The Mohammed bin Rashid Al Maktoum Solar Park in the UAE is set to become the largest single-site solar park in the world based on the Independent Power Producer (IPP) model.
The project is being implemented by the Dubai Water and Electricity Authority (DEWA) and it is expected to generate 700 MW of power when it is completed.
“We will continue pursuing ambitious investments with an emphasis on projects that have a positive impact on people’s lives. Clean and renewable energy is key to sustainable development and the UAE has set an example for its rapid adoption,” Sheikh Mohammed bin Rashid Al Maktoum, vice president and prime minister of the UAE said in a media statement.
According to a press release issued by Sheikh Mohammed, the solar park will generate 1,000 MW by 2020 and 5,000 MW by 2030. The first phase comprising 13 MW of capacity became operational in 2013. The 200 MW photovoltaic second phase of the solar park was launched in March 2017. The 800 MW third phase is expected to be operational by 2020, and the first stage of the 700 MW CSP fourth phase is expected to be commissioned in the fourth quarter of 2020.
Once complete, the project is expected to provide clean energy to over 270,000 residences in Dubai and eliminate 1.4 million tons of carbon emissions per year. It will feature the world’s tallest solar tower measuring 260 meters and the world’s largest thermal energy storage capacity.
The CSP project will use two technologies to produce clean energy: a 600 MW parabolic basin complex and the 100 MW solar tower encompassing a total area of 43 square kilometers.
AED14.2 billion has been invested into the project and it has achieved the world’s lowest Levelized Cost of Electricity (LCOE) at $7.3 cents/kWh.
The announcement comes as the Middle East is emerging as one of the largest renewable energy markets globally.
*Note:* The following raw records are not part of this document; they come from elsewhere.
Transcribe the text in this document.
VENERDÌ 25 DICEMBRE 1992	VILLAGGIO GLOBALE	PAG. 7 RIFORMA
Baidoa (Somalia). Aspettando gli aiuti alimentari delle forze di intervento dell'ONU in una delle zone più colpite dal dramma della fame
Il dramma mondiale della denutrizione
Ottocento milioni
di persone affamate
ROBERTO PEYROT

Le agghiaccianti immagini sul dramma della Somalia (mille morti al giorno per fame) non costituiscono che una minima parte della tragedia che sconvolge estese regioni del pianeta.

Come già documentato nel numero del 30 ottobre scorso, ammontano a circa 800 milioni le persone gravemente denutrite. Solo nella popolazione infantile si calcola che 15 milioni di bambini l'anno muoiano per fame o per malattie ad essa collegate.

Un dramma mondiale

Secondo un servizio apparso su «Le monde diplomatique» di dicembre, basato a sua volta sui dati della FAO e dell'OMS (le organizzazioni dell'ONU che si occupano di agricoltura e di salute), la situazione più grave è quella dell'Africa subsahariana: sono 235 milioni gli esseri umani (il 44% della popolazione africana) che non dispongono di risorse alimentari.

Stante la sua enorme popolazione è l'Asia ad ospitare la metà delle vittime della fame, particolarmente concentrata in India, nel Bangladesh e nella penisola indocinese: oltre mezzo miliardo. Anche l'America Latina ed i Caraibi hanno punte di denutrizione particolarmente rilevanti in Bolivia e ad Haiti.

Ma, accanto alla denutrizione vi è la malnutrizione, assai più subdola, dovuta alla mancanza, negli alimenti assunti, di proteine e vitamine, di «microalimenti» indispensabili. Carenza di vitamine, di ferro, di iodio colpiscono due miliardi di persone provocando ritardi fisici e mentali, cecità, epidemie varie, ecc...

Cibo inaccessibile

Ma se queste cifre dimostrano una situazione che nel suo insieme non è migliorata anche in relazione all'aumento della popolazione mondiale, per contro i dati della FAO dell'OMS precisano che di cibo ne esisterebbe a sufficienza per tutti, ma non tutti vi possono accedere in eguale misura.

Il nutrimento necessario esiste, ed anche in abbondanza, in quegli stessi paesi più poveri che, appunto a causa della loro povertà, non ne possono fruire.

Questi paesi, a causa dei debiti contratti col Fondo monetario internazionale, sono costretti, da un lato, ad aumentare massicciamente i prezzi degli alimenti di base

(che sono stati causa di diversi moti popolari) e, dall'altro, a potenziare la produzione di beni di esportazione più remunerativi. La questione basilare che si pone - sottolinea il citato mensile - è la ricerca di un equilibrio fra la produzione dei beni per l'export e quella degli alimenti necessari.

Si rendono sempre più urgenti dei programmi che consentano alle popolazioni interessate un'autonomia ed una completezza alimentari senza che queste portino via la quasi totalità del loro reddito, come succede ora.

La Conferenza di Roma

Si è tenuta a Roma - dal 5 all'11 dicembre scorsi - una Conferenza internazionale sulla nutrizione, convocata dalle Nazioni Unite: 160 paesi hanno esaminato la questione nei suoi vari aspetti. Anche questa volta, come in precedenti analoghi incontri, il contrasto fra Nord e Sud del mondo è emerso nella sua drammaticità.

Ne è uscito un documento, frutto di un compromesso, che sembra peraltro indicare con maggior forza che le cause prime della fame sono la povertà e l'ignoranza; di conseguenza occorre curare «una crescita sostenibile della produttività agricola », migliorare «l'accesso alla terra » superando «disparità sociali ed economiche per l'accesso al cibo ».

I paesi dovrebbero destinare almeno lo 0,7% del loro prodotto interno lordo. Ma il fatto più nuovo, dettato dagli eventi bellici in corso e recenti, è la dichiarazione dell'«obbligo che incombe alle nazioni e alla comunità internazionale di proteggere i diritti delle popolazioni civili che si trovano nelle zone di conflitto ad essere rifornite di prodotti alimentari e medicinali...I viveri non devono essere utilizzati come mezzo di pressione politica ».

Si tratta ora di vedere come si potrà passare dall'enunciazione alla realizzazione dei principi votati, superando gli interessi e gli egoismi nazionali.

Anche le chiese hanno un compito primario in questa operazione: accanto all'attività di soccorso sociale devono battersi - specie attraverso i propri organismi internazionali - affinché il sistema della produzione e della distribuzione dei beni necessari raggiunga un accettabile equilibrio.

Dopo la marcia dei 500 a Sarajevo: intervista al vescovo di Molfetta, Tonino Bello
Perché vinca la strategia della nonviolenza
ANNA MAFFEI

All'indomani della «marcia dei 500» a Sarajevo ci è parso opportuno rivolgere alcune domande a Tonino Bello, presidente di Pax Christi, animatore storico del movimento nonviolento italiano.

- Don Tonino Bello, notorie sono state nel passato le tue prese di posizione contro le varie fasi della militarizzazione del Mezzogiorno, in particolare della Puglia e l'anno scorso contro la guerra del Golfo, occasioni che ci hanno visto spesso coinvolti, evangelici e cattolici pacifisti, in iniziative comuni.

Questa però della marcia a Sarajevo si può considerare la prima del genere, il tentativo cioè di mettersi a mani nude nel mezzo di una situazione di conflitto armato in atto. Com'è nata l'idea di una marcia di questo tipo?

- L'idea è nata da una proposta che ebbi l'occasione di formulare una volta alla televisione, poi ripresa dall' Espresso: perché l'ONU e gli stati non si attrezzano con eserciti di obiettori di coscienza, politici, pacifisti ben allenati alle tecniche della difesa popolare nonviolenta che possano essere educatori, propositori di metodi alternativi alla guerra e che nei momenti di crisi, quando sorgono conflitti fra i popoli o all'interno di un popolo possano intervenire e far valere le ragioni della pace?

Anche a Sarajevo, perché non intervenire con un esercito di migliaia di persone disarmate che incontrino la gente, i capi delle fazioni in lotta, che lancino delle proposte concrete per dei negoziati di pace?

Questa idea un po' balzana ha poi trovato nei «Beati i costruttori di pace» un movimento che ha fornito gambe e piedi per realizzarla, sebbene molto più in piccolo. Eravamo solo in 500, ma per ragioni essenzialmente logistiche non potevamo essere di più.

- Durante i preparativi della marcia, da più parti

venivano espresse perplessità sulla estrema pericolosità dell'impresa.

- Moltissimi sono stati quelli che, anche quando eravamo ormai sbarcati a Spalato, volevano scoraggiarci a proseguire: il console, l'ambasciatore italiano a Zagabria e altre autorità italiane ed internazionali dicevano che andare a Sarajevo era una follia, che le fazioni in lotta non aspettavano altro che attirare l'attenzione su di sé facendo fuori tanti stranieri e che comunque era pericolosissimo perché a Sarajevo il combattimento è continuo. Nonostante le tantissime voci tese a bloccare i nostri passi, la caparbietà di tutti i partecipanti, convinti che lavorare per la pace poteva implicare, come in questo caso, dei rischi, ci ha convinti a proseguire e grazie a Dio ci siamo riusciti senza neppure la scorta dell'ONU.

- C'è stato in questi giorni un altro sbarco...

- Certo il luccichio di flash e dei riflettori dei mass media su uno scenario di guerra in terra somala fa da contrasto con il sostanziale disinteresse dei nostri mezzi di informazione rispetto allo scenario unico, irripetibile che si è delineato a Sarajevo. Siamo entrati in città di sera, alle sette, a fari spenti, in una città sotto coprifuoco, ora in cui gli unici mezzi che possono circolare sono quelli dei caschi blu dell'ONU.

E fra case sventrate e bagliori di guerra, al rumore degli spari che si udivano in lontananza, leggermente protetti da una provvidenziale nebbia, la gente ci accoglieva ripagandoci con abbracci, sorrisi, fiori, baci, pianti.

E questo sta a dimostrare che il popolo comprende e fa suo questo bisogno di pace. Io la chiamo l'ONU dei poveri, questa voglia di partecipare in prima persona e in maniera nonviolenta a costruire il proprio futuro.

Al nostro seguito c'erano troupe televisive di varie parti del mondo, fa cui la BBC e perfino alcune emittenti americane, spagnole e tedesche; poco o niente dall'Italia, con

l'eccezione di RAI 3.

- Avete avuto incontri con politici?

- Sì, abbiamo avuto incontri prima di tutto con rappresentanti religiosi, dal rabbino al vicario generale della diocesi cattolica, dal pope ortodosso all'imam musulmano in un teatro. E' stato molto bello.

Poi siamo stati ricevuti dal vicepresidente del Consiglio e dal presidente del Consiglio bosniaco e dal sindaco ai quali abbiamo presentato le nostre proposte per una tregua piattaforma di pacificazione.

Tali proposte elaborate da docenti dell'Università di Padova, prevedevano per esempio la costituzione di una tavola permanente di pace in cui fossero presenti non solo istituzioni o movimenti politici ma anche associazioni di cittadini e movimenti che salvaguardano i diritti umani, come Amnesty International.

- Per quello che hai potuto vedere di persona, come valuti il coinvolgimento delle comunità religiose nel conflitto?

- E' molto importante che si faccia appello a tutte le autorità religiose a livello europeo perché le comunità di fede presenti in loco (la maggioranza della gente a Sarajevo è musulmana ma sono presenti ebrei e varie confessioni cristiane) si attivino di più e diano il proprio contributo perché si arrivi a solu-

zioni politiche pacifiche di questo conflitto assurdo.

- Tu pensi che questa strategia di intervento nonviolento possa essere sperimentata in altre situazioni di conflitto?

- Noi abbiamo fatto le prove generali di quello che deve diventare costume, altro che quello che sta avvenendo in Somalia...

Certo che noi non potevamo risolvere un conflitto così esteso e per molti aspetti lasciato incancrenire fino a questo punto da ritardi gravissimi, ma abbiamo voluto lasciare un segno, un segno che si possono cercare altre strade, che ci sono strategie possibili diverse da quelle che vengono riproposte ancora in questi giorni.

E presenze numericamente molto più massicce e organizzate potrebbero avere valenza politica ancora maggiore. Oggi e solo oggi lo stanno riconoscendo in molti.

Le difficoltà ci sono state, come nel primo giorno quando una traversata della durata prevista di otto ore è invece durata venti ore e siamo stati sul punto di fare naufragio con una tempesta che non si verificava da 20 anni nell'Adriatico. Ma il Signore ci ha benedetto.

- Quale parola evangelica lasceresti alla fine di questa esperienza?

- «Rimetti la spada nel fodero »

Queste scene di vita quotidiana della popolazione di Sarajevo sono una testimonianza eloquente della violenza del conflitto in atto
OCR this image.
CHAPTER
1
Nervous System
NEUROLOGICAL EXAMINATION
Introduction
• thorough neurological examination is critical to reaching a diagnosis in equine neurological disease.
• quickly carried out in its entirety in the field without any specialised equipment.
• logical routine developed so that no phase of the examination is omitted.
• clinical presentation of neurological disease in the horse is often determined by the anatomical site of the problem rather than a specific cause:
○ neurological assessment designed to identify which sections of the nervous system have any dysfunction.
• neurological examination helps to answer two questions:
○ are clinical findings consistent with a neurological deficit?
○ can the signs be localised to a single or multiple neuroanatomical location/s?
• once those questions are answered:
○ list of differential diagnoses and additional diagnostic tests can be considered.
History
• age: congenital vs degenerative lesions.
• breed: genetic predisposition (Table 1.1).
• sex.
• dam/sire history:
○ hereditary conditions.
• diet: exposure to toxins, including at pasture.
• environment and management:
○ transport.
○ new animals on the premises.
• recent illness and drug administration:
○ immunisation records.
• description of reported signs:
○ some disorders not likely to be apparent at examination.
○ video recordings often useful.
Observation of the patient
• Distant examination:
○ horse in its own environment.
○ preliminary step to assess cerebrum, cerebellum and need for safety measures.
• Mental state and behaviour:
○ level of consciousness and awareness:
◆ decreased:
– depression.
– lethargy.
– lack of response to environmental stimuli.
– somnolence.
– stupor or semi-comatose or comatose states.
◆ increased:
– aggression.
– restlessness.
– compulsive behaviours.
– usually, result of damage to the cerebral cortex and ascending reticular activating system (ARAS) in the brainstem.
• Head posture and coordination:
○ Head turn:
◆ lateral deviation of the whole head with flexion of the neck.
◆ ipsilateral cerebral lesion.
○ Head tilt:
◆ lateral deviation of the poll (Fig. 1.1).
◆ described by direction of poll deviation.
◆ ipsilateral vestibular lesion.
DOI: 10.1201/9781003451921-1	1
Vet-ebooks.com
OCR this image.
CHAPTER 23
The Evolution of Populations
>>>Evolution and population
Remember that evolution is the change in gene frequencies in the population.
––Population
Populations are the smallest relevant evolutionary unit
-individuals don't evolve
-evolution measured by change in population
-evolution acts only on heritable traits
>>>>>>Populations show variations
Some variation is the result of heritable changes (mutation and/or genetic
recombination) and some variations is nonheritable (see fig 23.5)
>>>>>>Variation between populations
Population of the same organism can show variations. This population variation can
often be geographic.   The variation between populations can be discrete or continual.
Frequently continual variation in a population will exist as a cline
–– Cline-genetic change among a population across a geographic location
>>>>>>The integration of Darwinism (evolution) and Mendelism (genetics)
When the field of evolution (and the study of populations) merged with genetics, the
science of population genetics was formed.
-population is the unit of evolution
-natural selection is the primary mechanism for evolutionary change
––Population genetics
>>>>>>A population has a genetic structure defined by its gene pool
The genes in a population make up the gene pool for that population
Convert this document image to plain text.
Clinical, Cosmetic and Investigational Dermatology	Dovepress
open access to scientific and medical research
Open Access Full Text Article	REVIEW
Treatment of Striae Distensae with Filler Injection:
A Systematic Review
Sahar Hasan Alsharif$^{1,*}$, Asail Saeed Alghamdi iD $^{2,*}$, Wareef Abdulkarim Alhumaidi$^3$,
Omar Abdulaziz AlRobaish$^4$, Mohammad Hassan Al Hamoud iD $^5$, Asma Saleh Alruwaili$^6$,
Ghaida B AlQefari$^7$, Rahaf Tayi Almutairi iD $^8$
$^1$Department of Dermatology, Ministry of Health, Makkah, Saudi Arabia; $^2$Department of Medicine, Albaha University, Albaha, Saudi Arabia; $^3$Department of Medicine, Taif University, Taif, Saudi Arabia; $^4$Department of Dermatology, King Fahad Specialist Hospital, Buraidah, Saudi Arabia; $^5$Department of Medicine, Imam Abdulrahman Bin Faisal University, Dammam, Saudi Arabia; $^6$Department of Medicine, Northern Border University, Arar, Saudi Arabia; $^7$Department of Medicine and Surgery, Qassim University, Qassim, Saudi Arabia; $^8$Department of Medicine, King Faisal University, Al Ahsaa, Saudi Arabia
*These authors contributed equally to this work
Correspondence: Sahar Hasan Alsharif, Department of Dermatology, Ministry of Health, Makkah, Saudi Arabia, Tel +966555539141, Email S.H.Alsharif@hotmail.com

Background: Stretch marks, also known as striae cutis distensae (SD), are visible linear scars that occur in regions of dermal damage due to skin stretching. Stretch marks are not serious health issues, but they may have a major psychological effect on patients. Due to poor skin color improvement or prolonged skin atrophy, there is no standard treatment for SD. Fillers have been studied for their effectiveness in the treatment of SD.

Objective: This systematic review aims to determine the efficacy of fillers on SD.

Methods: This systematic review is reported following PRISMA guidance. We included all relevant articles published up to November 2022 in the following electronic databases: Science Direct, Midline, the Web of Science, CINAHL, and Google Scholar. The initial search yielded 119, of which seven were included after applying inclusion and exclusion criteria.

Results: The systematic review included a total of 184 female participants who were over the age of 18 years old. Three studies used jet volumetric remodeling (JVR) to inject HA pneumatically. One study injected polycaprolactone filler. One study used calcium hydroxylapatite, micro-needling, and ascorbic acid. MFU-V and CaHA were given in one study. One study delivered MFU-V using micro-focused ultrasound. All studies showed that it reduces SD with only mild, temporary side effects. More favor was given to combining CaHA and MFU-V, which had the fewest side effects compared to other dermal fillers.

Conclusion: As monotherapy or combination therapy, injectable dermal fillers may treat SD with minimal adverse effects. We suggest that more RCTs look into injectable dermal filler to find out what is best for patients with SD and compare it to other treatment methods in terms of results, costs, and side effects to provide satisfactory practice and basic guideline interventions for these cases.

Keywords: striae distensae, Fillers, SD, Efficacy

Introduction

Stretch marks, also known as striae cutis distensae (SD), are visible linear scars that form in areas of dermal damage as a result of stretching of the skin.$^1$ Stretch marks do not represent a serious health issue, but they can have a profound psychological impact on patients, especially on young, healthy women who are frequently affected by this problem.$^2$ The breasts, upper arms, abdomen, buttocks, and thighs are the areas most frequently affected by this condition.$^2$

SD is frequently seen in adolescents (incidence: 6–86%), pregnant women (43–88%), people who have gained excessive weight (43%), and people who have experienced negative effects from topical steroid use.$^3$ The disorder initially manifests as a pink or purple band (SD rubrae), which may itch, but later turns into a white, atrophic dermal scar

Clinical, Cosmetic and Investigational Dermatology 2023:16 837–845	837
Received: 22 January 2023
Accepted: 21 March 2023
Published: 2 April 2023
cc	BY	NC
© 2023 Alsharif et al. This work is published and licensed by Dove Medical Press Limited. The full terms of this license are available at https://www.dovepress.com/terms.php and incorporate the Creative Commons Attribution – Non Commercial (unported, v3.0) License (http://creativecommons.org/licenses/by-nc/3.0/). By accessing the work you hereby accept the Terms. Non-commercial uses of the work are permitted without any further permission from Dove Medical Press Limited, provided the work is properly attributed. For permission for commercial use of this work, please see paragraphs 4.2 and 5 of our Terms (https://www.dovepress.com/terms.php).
UAE’s neighbor Saudi Arabia, one of the key players in the region, has set a target to produce approximately 10 percent of its power from renewable sources in the next six years.
In October 2017, Mercom reported that the low bids submitted for a 300 MW solar PV project planned for Saudi Arabia surprised everyone when the lowest submitted bid for the LCOE (levelized cost of energy) came in at just 6.69 halalas/kWh (~$0.0178/kWh).
In December 2017, Mercom also reported that the Oman Power and Water Procurement Company (OPWP) announced a Request for Qualification (RFQ) for a 500 MW utility-scale solar project in in the country. Oman’s first utility-scale solar plant is set to be established in Ibri, 300 km west of Muscat.